Namun di sisi lain, kata dia, Ia juga tidak bisa tutup mata dengan apa yang dirasakan buruh dan pengusaha. Dirinya pun sangat menghargai aspirasi teman-teman buruh. Karena itulah, Ia berjanji menampung aspirasi buruh untuk disampaikan ke pemerintah pusat.
"Mohon dimaklumi, kami bukan pengambil keputusan. Pemrov Jabar adalah pemerintah daerah sebagai perpanjangan pemerintah pusat, maka tugas kami melaksanakan PP No.78/2015 tersebut," katanya.
Aher memaklumi jika saat ini gelombang demo buruh menolak UMK marak di berbagai kota dan kabupaten di Jawa Barat. Sebagai sebuah hak warga negara, hal ini boleh dilakukan selama tidak anarkis.

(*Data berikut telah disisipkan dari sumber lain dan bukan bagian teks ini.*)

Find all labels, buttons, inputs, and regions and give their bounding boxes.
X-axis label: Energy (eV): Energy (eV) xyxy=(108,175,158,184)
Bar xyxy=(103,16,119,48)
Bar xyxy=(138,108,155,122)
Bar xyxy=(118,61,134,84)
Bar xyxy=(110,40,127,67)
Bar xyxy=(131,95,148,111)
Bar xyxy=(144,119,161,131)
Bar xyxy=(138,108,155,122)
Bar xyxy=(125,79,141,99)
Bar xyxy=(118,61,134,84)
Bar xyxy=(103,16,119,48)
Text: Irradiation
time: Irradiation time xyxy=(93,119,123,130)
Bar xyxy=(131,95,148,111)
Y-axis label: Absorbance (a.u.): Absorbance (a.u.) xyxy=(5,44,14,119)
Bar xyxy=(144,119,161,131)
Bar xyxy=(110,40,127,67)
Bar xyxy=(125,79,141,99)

Salah satu gelombang demo masif adalah ketika ribuan buruh asal Bekasi hari ini longmarch ke Tugu Proklamasi Jakarta hari ini, dengan puncaknya rencana aksi mogok kerja nasional pada 24-27 November nanti.
"Di sisi lain, saya juga dulunya aktivis, sering demo memperjuangkan aspirasi," katanya.
Namun, kata Aher, kewenangan terkait PP No.78/2015 ini adanya di pemerintah pusat sebagai pembuat peraturan.
Sebelumnya, pada Rabu, 11 November 2015 lalu, Aher juga menegaskan sikap senada ketika ribuan buruh yang tergabung Konfederansi Serikat Pekerja Seluruh Indonesia menolak upah minimun provinsi dan kenaikan UMK mengacu PP No 78/2015.